One-Page Anchor
One sitting. ~25 minutes. You finish today.
This is the minimum viable version of this whole repo. A finished small thing beats an abandoned big one — so if you only ever do one thing here, do this. The 5-day workbook and the rigorous track are here when (if) you want to go deeper. You don’t need them to start.
Copy this to answers/anchor.md (gitignored) and fill in the blanks. Don’t polish.
1. Three values (10 min)
Don’t use a list. Instead, recall two things:
- The last time you felt genuinely alive / right. What value was being honored? → __
- The last time you felt angry or wronged. What value was being violated? (Anger is a reliable pointer to a held value.) → __
Add one more that you’d defend even when it’s costly → __
Now rank them 1–2–3. When two of your choices collide, #1 wins. That ranking is the whole point — it’s what does the work in a hard decision.
- __
- __
- __
2. A theme for this season (5 min)
Not a five-year plan — one sentence for the next 90 days. Themes flex where goals snap.
“For the next 90 days I’m optimizing for __ over __.”
3. One decision rule (3 min)
A single if-then you can apply on a Tuesday without re-reading anything.

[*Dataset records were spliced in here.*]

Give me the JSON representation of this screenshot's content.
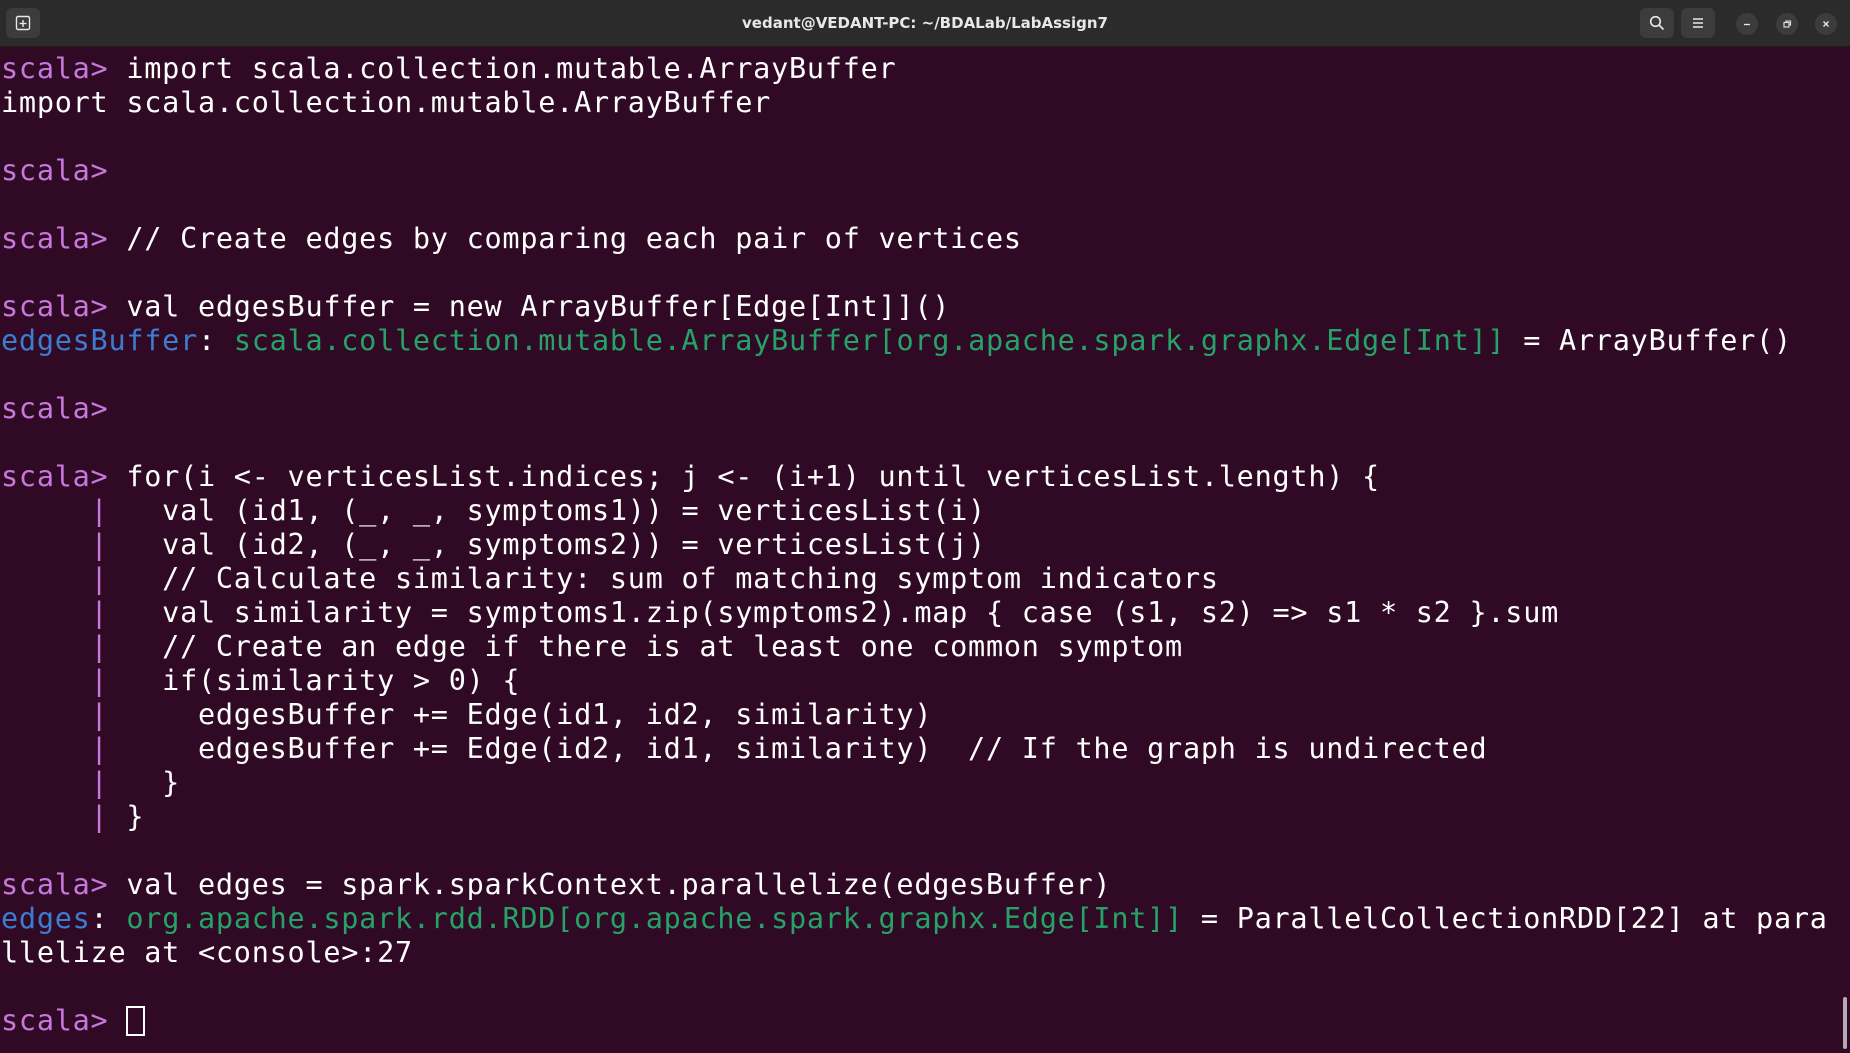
{
  "window": {
    "title": "vedant@VEDANT-PC: ~/BDALab/LabAssign7",
    "icons": {
      "new_tab": "new-tab-icon",
      "search": "search-icon",
      "menu": "hamburger-menu-icon",
      "minimize": "minimize-icon",
      "maximize": "restore-icon",
      "close": "close-icon"
    }
  },
  "terminal": {
    "prompt": "scala> ",
    "lines": [
      {
        "prompt": "scala> ",
        "text": "import scala.collection.mutable.ArrayBuffer"
      },
      {
        "text": "import scala.collection.mutable.ArrayBuffer"
      },
      {
        "text": ""
      },
      {
        "prompt": "scala> ",
        "text": ""
      },
      {
        "text": ""
      },
      {
        "prompt": "scala> ",
        "text": "// Create edges by comparing each pair of vertices"
      },
      {
        "text": ""
      },
      {
        "prompt": "scala> ",
        "text": "val edgesBuffer = new ArrayBuffer[Edge[Int]]()"
      },
      {
        "name": "edgesBuffer",
        "sep": ": ",
        "type": "scala.collection.mutable.ArrayBuffer[org.apache.spark.graphx.Edge[Int]]",
        "rest": " = ArrayBuffer()"
      },
      {
        "text": ""
      },
      {
        "prompt": "scala> ",
        "text": ""
      },
      {
        "text": ""
      },
      {
        "prompt": "scala> ",
        "text": "for(i <- verticesList.indices; j <- (i+1) until verticesList.length) {"
      },
      {
        "cont": "     | ",
        "text": "  val (id1, (_, _, symptoms1)) = verticesList(i)"
      },
      {
        "cont": "     | ",
        "text": "  val (id2, (_, _, symptoms2)) = verticesList(j)"
      },
      {
        "cont": "     | ",
        "text": "  // Calculate similarity: sum of matching symptom indicators"
      },
      {
        "cont": "     | ",
        "text": "  val similarity = symptoms1.zip(symptoms2).map { case (s1, s2) => s1 * s2 }.sum"
      },
      {
        "cont": "     | ",
        "text": "  // Create an edge if there is at least one common symptom"
      },
      {
        "cont": "     | ",
        "text": "  if(similarity > 0) {"
      },
      {
        "cont": "     | ",
        "text": "    edgesBuffer += Edge(id1, id2, similarity)"
      },
      {
        "cont": "     | ",
        "text": "    edgesBuffer += Edge(id2, id1, similarity)  // If the graph is undirected"
      },
      {
        "cont": "     | ",
        "text": "  }"
      },
      {
        "cont": "     | ",
        "text": "}"
      },
      {
        "text": ""
      },
      {
        "prompt": "scala> ",
        "text": "val edges = spark.sparkContext.parallelize(edgesBuffer)"
      },
      {
        "name": "edges",
        "sep": ": ",
        "type": "org.apache.spark.rdd.RDD[org.apache.spark.graphx.Edge[Int]]",
        "rest": " = ParallelCollectionRDD[22] at para"
      },
      {
        "text": "llelize at <console>:27"
      },
      {
        "text": ""
      },
      {
        "prompt": "scala> ",
        "text": "",
        "cursor": true
      }
    ]
  },
  "colors": {
    "background": "#300a24",
    "prompt": "#c678dd",
    "result_name": "#3e7cd1",
    "result_type": "#26a269",
    "text": "#ffffff",
    "titlebar": "#2b2b2b"
  }
}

“When I’m stuck between options, I default to the one that __.”
4. One review date (2 min)
Re-read this on ______ (≈90 days out) and ask two questions:
- Do my three values still rank in that order?
- Does my theme still fit, or does the next season need a new one?
Optional: one small next action
The four steps above are the whole anchor — reflection, done at your desk. If you ever want to add the one thing reflection can’t do (generate new information about a direction by actually trying it), there’s a deliberately tiny, optional step for that in Optional add-ons. Ignore it unless you want it.
The only thing that has to be true
You actually look at this again on the review date. Put it in your calendar now. A clear-headed page you re-read beats a perfect one you forget.
That’s the anchor. If it earns its keep over a few cycles, go deeper. If it doesn’t, you lost 25 minutes — not five days.